Boundaries

“When you arrive in the land the Lord your God is giving you as your special possession, you must never steal anyone’s land by moving the boundary markers your ancestors set up to mark their property.  Deuteronomy 19:14 NLT                                                                                                                               

One of the features of the pagan understanding of reality is that there are no boundaries. Everything that exists is continuous with everything else. The divine, the human, and nature are all part of each other. Whatever is done in one realm occurs in one way or another in the other two. That understanding prevails today, even when we think that we have done away with the divine. So the television show speaks of “non-human animals” saying quite forcefully that we are all animals.

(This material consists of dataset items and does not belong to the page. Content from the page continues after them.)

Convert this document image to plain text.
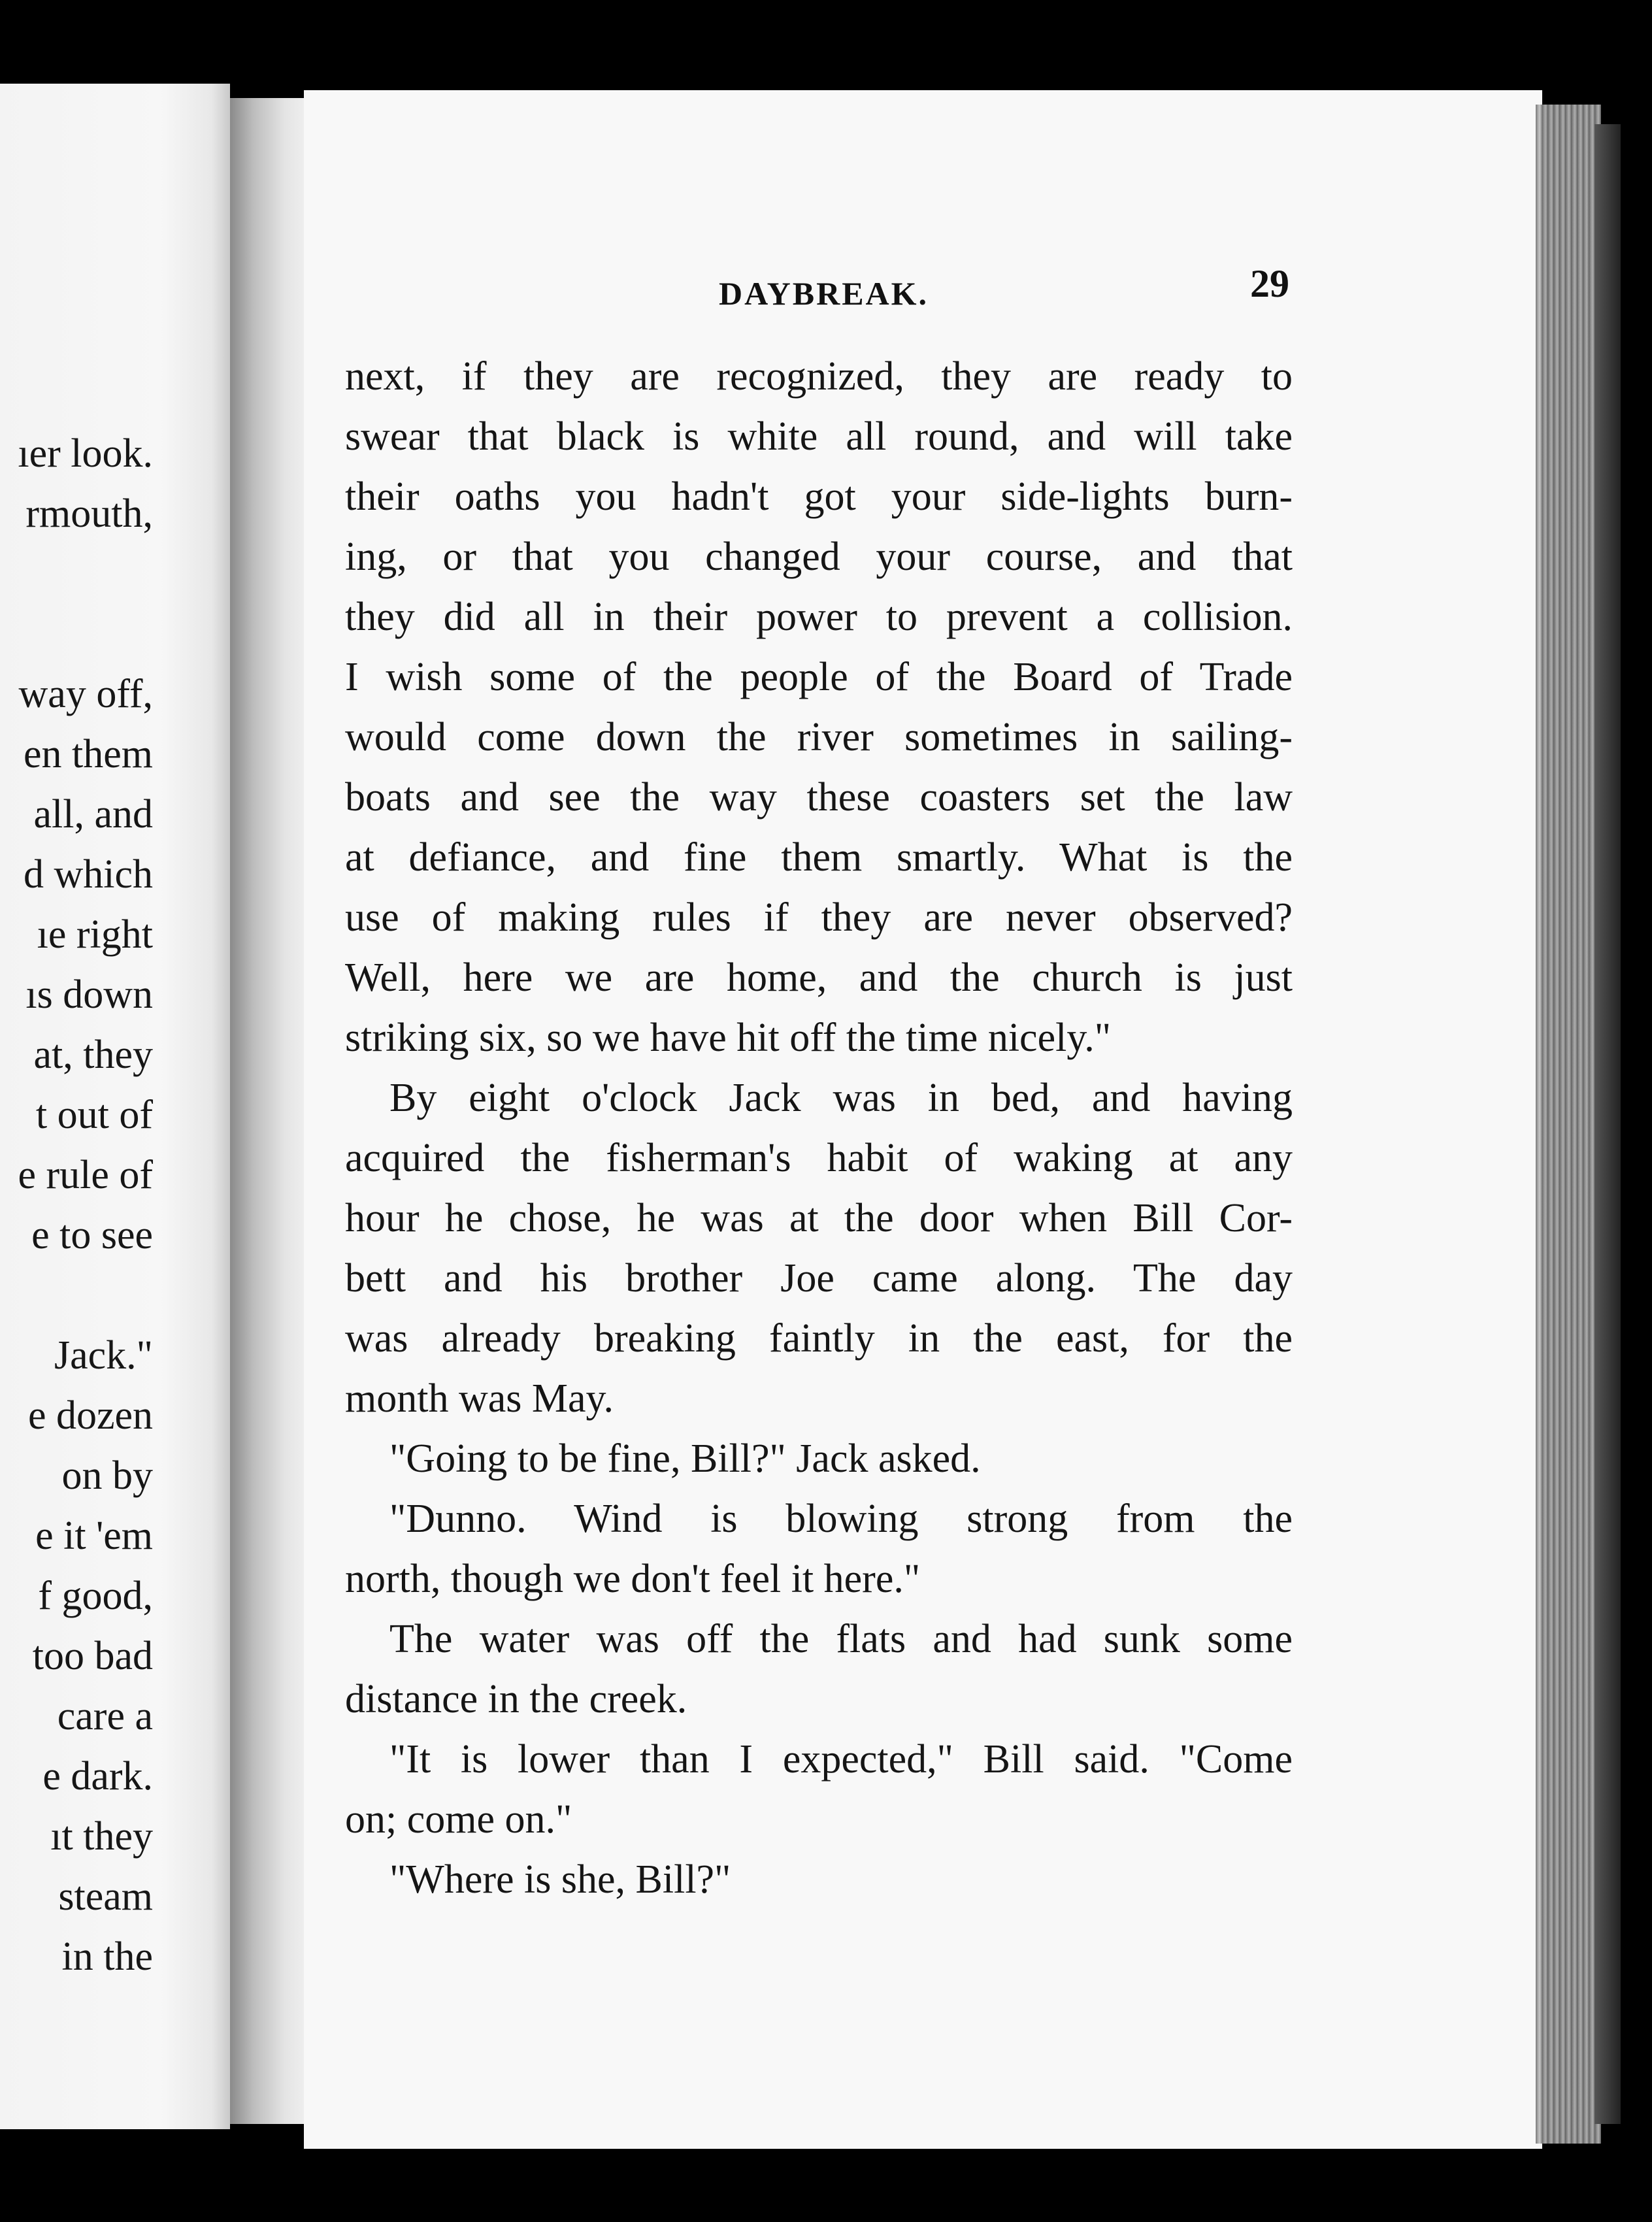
ıer look.
rmouth,
way off,
en them
all, and
d which
ıe right
ıs down
at, they
t out of
e rule of
e to see
Jack."
e dozen
on by
e it 'em
f good,
too bad
care a
e dark.
ıt they
steam
in the
DAYBREAK.	29
next, if they are recognized, they are ready to
swear that black is white all round, and will take
their oaths you hadn't got your side-lights burn-
ing, or that you changed your course, and that
they did all in their power to prevent a collision.
I wish some of the people of the Board of Trade
would come down the river sometimes in sailing-
boats and see the way these coasters set the law
at defiance, and fine them smartly. What is the
use of making rules if they are never observed?
Well, here we are home, and the church is just
striking six, so we have hit off the time nicely."
By eight o'clock Jack was in bed, and having
acquired the fisherman's habit of waking at any
hour he chose, he was at the door when Bill Cor-
bett and his brother Joe came along. The day
was already breaking faintly in the east, for the
month was May.
"Going to be fine, Bill?" Jack asked.
"Dunno. Wind is blowing strong from the
north, though we don't feel it here."
The water was off the flats and had sunk some
distance in the creek.
"It is lower than I expected," Bill said. "Come
on; come on."
"Where is she, Bill?"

This speaks to the epidemic of “shop-lifting,” a euphemistic way of talking about robbery. Retail stores now count their losses from theft in the billions of dollars. There is no boundary between your stuff and mine. If I want it, it is mine.

In the same way there is no boundary around sexual behavior. The current upset over the Epstein files is very ironic. We have known for a long time that for people who can afford them sexual orgies are almost a norm, but now the situation has come out from under the rock where it had been hiding in plain sight, and suddenly people who have known about it all the time are shocked. They should not be. No boundaries.

What has happened? We have abandoned the Biblical world view which tells us that there is a boundary between us and God and thus that there are boundaries in his world. This is what the 10 Commandments are all about. There are boundaries marking out the way you treat God, and in the same ways there are boundaries marking out how you treat others: their physical life, their sexual life, their property, their reputation, and their stuff in general. When we observe the boundaries for the love of God, we can live together without hurting one another.

There is a story that in India they were having to hire “watchers” to make sure the bus drivers didn’t steal the fares. But then they had to hire “watchers” to watch the watchers. When it began to appear that they needed to hire a third level of watchers, someone said, “Why don’t we just hire Christian bus drivers?”  Boundaries. Are you and I joyfully living within the boundaries, or are we moving them to suit ourselves?